Can someone help me understand what those features actually are? I’m guessing that Feature 0 is the ‘raw’ value, but right now that’s just a guess. The others are mysterious to me.
Sorry if I’m being obtuse, but I can’t find this anywhere.
The Raw Data block generates windows from data samples without any specific signal processing. It is great for signals that have already been pre-processed and if you just need to feed your data into the Neural Network block.
Thanks Joeri, but the docs yield no insight on this at all. Which may be my shortcoming, but in any event I still need help. Please let me be more specific:
My training set is five columns wide… timestamp, temp, hum, press, and gas. I would expect, as you describe, that the “raw” pre-processor would simply pass through the four independent columns.

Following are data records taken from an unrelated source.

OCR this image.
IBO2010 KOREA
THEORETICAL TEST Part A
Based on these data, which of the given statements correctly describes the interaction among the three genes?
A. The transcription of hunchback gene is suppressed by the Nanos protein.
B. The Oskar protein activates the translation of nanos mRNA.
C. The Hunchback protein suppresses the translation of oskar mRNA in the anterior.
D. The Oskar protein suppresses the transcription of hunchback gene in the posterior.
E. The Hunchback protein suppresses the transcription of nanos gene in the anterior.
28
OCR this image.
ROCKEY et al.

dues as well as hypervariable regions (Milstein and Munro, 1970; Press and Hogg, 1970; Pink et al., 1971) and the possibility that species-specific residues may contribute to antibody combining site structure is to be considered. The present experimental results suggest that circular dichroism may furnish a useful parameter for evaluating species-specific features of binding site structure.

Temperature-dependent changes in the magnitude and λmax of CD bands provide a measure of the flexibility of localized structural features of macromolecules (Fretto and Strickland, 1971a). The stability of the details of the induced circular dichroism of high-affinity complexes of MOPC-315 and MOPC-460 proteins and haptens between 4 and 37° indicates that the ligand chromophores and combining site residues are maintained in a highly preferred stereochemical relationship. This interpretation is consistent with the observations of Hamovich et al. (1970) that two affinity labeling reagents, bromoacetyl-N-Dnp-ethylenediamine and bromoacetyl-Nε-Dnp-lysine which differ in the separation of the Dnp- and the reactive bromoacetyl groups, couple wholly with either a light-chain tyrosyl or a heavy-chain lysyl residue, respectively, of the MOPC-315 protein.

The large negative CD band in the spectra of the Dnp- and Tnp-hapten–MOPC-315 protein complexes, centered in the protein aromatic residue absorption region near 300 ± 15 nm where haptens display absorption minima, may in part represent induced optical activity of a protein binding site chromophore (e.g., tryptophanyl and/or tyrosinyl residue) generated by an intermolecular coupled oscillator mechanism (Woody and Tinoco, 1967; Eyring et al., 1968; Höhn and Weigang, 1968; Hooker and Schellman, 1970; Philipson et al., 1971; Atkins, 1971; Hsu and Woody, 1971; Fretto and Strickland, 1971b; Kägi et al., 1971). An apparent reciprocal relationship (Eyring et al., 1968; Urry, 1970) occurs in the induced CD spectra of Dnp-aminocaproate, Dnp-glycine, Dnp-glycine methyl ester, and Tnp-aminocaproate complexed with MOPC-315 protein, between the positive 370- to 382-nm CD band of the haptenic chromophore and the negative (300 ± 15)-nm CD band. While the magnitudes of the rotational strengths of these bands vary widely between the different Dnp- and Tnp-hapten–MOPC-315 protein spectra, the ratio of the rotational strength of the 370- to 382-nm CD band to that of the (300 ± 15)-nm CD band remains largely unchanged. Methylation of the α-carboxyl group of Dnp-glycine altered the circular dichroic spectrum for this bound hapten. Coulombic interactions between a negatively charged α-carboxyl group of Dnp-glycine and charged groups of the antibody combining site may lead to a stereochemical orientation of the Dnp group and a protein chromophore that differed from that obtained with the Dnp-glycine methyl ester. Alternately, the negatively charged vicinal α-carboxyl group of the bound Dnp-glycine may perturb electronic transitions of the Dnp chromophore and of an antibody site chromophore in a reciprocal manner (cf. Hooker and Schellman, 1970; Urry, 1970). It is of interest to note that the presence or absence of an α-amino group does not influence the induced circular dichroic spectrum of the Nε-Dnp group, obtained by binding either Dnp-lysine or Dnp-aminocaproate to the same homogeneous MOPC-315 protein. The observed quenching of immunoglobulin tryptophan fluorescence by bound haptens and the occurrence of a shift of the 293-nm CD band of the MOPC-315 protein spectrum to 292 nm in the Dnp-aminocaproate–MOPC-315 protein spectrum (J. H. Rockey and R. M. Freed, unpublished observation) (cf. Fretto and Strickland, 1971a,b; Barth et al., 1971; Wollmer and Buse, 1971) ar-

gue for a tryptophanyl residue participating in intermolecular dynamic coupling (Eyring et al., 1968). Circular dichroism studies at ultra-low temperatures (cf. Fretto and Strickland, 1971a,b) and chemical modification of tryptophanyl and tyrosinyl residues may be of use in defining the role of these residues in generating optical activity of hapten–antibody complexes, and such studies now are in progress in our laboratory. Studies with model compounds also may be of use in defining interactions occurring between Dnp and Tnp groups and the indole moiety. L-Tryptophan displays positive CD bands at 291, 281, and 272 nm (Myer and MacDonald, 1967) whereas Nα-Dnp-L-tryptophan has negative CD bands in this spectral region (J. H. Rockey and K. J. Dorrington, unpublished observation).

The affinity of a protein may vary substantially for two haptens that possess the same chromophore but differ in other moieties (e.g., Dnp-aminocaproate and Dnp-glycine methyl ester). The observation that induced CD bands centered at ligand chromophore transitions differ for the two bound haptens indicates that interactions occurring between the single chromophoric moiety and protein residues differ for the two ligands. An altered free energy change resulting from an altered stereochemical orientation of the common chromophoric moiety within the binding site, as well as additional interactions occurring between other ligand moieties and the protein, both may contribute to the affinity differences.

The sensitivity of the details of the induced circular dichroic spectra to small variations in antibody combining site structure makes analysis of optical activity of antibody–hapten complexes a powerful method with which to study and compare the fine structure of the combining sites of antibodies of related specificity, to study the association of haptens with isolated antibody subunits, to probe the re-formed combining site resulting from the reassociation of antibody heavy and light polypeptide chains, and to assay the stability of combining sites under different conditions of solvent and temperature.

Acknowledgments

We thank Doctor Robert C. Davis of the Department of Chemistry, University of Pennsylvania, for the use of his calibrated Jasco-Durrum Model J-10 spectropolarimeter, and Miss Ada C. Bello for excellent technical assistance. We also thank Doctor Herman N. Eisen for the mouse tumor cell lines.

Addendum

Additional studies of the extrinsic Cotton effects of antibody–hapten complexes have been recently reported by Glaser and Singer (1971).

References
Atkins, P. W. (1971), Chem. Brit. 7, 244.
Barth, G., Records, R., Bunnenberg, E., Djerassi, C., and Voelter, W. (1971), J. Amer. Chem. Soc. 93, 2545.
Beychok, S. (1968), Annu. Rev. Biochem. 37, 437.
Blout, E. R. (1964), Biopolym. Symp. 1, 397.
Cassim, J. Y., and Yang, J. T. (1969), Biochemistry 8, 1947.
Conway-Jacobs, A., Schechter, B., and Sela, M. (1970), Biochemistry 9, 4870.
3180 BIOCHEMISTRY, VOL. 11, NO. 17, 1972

Instead, when I go into the anomaly detection block it offers me twelve features, including “temp Feature 0”, “temp Feature 1”, and “temp Feature 2”. Likewise for hum, press, and gas.
So what I don’t understand, and what the docs don’t seem to tell, is what is the nature of those three features generated for each input?
OK, so I reduced my window size to one seven-second sample, which I’m thinking should reduce the width of the output features… but now the Generate Features function fails:
Scheduling job in cluster...
Job started
Reducing dimensions for visualizations...
ERR: Found array with 0 feature(s) (shape=(2000, 0)) while a minimum of 1 is required.
Application exited with code 1
Job failed (see above)
Would be helpful, I think, if the error specified which array has zero features.
My aim here is to see what I can learn about my raw data before venturing into derived features.
What is your frequency and what is your new window size?
Indeed the error is not super clear, I will create an internal ticket to see how we can improve that.
My frequency is 0.14286 Hz, window is now 28000 ms, increase is 7000 ms.
I’ve run into more than a few unchecked and unexplained Python errors as I’ve been experimenting. I think most of them have to do with dimensionality issues, which I’m thinking might be worth trapping.
I can see that you have only one data sample in your dataset, could you try to split your unique long data sample to several small ones? And make sure they all have the same frequency, you can see the frequency by expanding the data acquisition view, a tooltip will appear when leaving your mouse on the axis:
Right, @louis… What I expect you’re seeing is one-third of my first-round dataset. All the data is sampled every seven seconds, which is 0.142 Hz. Each segment of my dataset is about 45K records… what do you think would be a more amenable set-size? Thanks!
If you are supposed to have a 0.142 Hz frequency, what has been uploaded to the studio shows 0.137 Hz. Can you make sure you don’t have empty “rows” or any missing data? That might explain the ERR: Found array with 0 feature(s).
You can try to split your data sample into smaller files (like 30 min or 1h) instead of one file of 88h.
It might be also easier to spot where you have missing “rows”.